If you’re a fan of Jodi Picoult then she is doing a tour of the UK to promote the release of Small Great Things. You can find out more about her tour here.
My 4.5* review:
I used to be a huge Jodi Picoult fan and would read everything that she wrote. I remember desperately trying to get hold of her older books many years ago as I just had to read them. I can’t remember why but that changed and I stopped reading her books a good few years ago now.
I heard a lot of positive things about The Storyteller and downloaded it onto my kindle but never quite got round to reading it. But when I started to hear murmurs about Small Great Things I knew that it was a book that I wanted to read. Picoult and the publishers did a very brave thing, they asked reviewers if they wanted to read a book without prejudice. The readers were not told who the author was, and everything that I heard was positive.
And so I started to read Small Great Things. Firstly there is nothing small about this book, at just over 500 pages it is a long read. The length of the book means that the character development is very good, we spend a good amount of time with the main characters and get to know them well as the story develops. The downside is that it takes a long time to read (for me anyway) and at times I would think about all the other books I want to be reading. But saying that I never felt that the story was dragging. I do feel that the book could easily have been shorter and that this wouldn’t have had a huge impact on the story, but I feel that the book benefited from being longer than average.
Picoult is good at getting the reader to think and Small Great Things is no exception. I did feel that a lot of the situations discussed were more related to certain areas, or states, of America more than the UK. Of course maybe it is possible that I am being naive but the UK doesn’t have the slavery history that the US does and the ingrained racism. Having said that since the Brexit hate crime has increased dramatically in the UK, something that has shocked and saddened me. Maybe Small Great Things should be given to everyone to read, and to make them think.
While some of Small Great Things was a little bit predictable and the end was certainly tied up nicely, maybe a little too nicely, but it is still a very powerful book. The writing is excellent and the research that Picoult clearly put into the book is impressive. The way that she talked about nursing and labour and delivery was spot on and if I hadn’t known better I would have thought that the author had training in that area. I would be interested to know how minorities feel about Small Great Things and the fact that it was written by a white woman.

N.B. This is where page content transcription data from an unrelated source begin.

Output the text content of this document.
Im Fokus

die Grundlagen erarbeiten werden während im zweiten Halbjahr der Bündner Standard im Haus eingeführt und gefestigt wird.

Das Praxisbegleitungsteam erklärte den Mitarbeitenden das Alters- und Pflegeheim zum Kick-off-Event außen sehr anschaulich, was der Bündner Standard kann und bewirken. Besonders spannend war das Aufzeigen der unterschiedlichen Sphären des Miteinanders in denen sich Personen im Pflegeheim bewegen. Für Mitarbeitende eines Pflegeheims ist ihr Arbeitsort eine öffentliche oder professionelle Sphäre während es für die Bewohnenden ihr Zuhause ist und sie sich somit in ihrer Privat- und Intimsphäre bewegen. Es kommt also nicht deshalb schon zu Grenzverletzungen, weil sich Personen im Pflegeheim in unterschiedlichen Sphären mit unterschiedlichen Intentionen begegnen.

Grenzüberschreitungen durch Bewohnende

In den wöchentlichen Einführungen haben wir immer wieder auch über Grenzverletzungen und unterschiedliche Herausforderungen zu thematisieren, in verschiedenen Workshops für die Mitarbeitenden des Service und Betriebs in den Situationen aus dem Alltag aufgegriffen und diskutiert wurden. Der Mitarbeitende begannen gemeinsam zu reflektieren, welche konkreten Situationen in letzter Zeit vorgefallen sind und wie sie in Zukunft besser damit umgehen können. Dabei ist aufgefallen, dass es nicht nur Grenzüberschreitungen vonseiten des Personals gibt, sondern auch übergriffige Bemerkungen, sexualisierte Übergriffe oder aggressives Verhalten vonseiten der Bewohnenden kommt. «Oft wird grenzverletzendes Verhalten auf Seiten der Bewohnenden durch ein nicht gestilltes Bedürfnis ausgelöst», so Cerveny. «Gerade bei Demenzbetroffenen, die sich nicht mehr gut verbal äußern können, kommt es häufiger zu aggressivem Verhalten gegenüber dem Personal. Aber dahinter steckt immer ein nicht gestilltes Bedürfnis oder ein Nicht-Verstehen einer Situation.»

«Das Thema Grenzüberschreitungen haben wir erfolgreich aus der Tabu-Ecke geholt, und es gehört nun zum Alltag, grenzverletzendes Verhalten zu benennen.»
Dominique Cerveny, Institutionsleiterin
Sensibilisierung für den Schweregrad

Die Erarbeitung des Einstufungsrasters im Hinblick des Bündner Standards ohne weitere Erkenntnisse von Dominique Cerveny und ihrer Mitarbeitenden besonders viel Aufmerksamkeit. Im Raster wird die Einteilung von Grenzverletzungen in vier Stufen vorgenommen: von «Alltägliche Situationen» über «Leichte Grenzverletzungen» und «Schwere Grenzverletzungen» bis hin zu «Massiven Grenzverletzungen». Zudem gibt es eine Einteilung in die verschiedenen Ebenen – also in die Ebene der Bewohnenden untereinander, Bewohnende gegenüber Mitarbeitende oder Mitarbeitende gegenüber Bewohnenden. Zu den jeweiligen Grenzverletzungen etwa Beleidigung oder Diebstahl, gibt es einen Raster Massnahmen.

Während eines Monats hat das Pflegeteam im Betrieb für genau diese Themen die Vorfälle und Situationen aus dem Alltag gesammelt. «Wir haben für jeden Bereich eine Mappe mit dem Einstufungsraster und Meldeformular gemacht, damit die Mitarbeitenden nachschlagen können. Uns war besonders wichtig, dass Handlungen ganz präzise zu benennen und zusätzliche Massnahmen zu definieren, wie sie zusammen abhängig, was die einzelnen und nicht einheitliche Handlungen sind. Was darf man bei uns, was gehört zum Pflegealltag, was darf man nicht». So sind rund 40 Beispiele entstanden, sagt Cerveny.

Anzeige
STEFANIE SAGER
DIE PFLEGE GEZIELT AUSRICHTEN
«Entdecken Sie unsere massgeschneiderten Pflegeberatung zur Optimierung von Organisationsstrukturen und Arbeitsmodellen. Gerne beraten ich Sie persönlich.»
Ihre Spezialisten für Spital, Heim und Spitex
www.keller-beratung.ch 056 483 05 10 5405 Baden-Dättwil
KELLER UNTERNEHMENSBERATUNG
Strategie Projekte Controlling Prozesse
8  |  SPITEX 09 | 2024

Yet another accomplished and well researched book from Picoult. Has this book converted me back to reading Picoult’s books? Well yes, it most definitely has.
I received a copy of Small Great Things via Netgalley in return for an honest review.
When a newborn baby dies after a routine hospital procedure, there is no doubt about who will be held responsible: the nurse who had been banned from looking after him by his father.
What the nurse, her lawyer and the father of the child cannot know is how this death will irrevocably change all of their lives, in ways both expected and not.
Small Great Things is about prejudice and power; it is about that which divides and unites us. It is about opening your eyes.